I cringe when I read or hear people praising God for answered prayers or when life is going well.
Does that shock you?
It’s so easy to say “God is good” when wonderful events are happening, when prayers seem to be answered just as we’ve wanted. But what about when that child we’ve been praying for dies? What about that friend in the middle of cancer treatment who asks for prayer to be well enough to attend his annual family camping trip actually goes camping for one day only to end up back in the hospital discovering the cancer has spread and within 2 weeks he’s gone? Why don’t we say “Praise God” then? Why don’t we hear the rousing, “God is good!”?
I cringe, because it feels as if we are bragging about answered prayers, we are saying, “See how much God loves US”. “He listens to US. He answers our prayers”, as if we have some special connection with God no one else has. But what about that faith-filled family who believed with all their hearts God was going to heal their daughter of cancer only to have her die suddenly in the PICU from pneumonia? Where is the “Hallelujah!” then?

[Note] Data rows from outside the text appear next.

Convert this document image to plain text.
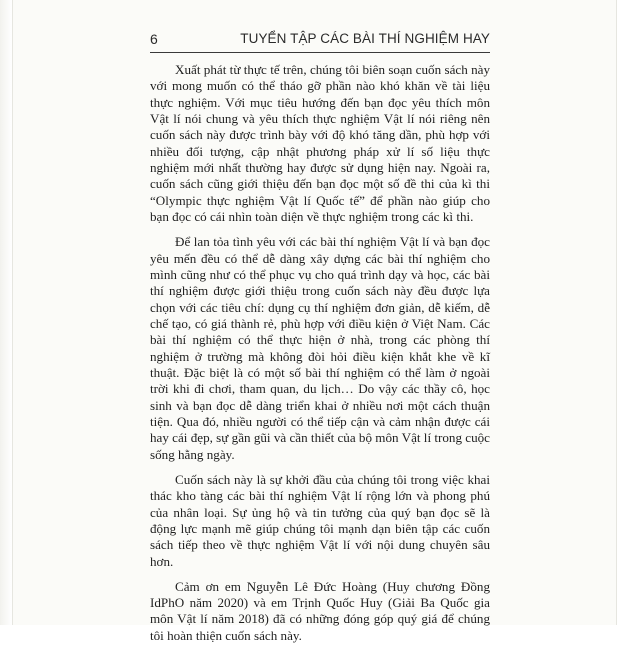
6	TUYỂN TẬP CÁC BÀI THÍ NGHIỆM HAY

Xuất phát từ thực tế trên, chúng tôi biên soạn cuốn sách này với mong muốn có thể tháo gỡ phần nào khó khăn về tài liệu thực nghiệm. Với mục tiêu hướng đến bạn đọc yêu thích môn Vật lí nói chung và yêu thích thực nghiệm Vật lí nói riêng nên cuốn sách này được trình bày với độ khó tăng dần, phù hợp với nhiều đối tượng, cập nhật phương pháp xử lí số liệu thực nghiệm mới nhất thường hay được sử dụng hiện nay. Ngoài ra, cuốn sách cũng giới thiệu đến bạn đọc một số đề thi của kì thi “Olympic thực nghiệm Vật lí Quốc tế” để phần nào giúp cho bạn đọc có cái nhìn toàn diện về thực nghiệm trong các kì thi.

Để lan tỏa tình yêu với các bài thí nghiệm Vật lí và bạn đọc yêu mến đều có thể dễ dàng xây dựng các bài thí nghiệm cho mình cũng như có thể phục vụ cho quá trình dạy và học, các bài thí nghiệm được giới thiệu trong cuốn sách này đều được lựa chọn với các tiêu chí: dụng cụ thí nghiệm đơn giản, dễ kiếm, dễ chế tạo, có giá thành rẻ, phù hợp với điều kiện ở Việt Nam. Các bài thí nghiệm có thể thực hiện ở nhà, trong các phòng thí nghiệm ở trường mà không đòi hỏi điều kiện khắt khe về kĩ thuật. Đặc biệt là có một số bài thí nghiệm có thể làm ở ngoài trời khi đi chơi, tham quan, du lịch… Do vậy các thầy cô, học sinh và bạn đọc dễ dàng triển khai ở nhiều nơi một cách thuận tiện. Qua đó, nhiều người có thể tiếp cận và cảm nhận được cái hay cái đẹp, sự gần gũi và cần thiết của bộ môn Vật lí trong cuộc sống hằng ngày.

Cuốn sách này là sự khởi đầu của chúng tôi trong việc khai thác kho tàng các bài thí nghiệm Vật lí rộng lớn và phong phú của nhân loại. Sự ủng hộ và tin tưởng của quý bạn đọc sẽ là động lực mạnh mẽ giúp chúng tôi mạnh dạn biên tập các cuốn sách tiếp theo về thực nghiệm Vật lí với nội dung chuyên sâu hơn.

Cảm ơn em Nguyễn Lê Đức Hoàng (Huy chương Đồng IdPhO năm 2020) và em Trịnh Quốc Huy (Giải Ba Quốc gia môn Vật lí năm 2018) đã có những đóng góp quý giá để chúng tôi hoàn thiện cuốn sách này.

Is God still good even when our prayers aren’t’ answered? Is He still powerful? Is He still loving and kind and all the other “feel good” words we use to describe Him? The answer to all these questions is YES!
When I found myself in a hospital room with my four year old son in the wee hours of a Friday morning, holding him in my arms while he slept fitfully after x-rays and a CAT scan revealed a tumor in his neck, I found myself praying. I was scared and I knew this was something BIG, but all I could think to pray was, “Thank you, Jesus. Thank you, Jesus.” Why?

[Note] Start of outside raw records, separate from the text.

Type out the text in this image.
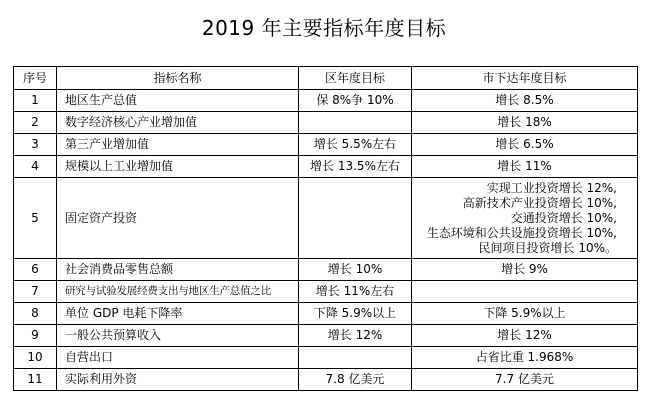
2019 年主要指标年度目标
序号	指标名称	区年度目标	市下达年度目标
1	地区生产总值	保 8%争 10%	增长 8.5%
2	数字经济核心产业增加值		增长 18%
3	第三产业增加值	增长 5.5%左右	增长 6.5%
4	规模以上工业增加值	增长 13.5%左右	增长 11%
5	固定资产投资		实现工业投资增长 12%,
高新技术产业投资增长 10%,
交通投资增长 10%,
生态环境和公共设施投资增长 10%,
民间项目投资增长 10%。

6	社会消费品零售总额	增长 10%	增长 9%
7	研究与试验发展经费支出与地区生产总值之比	增长 11%左右	
8	单位 GDP 电耗下降率	下降 5.9%以上	下降 5.9%以上
9	一般公共预算收入	增长 12%	增长 12%
10	自营出口		占省比重 1.968%
11	实际利用外资	7.8 亿美元	7.7 亿美元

It wasn’t because I was happy or grateful my little boy had cancer, it was because I knew God was sovereign. I knew He was all powerful and in control and there with us spiritually. I knew His presence was all around me. Foundationally, I had been taught 1 Thessalonians 5: 17, 18 “pray continually; give thanks in all circumstances, this is God’s will for you in Christ Jesus.” God’s desire for me was to pray and give thanks no matter what and so I did. Somehow my response was instinctual.
My journey through childhood cancer hasn’t always been filled with gratefulness. I’ve felt every emotion along the rollercoaster ride of treatment, medical procedures and side effects and haven’t always responded in a righteous manner. But still God wants me to give Him glory to lift up His name. I find this easy to do when it’s a “happily ever after ending”, but I plan to continue praising Him and thanking Him even when there is tragedy and heartache and pain.
Let’s be quick to praise Him when life seems good and when it’s not so good.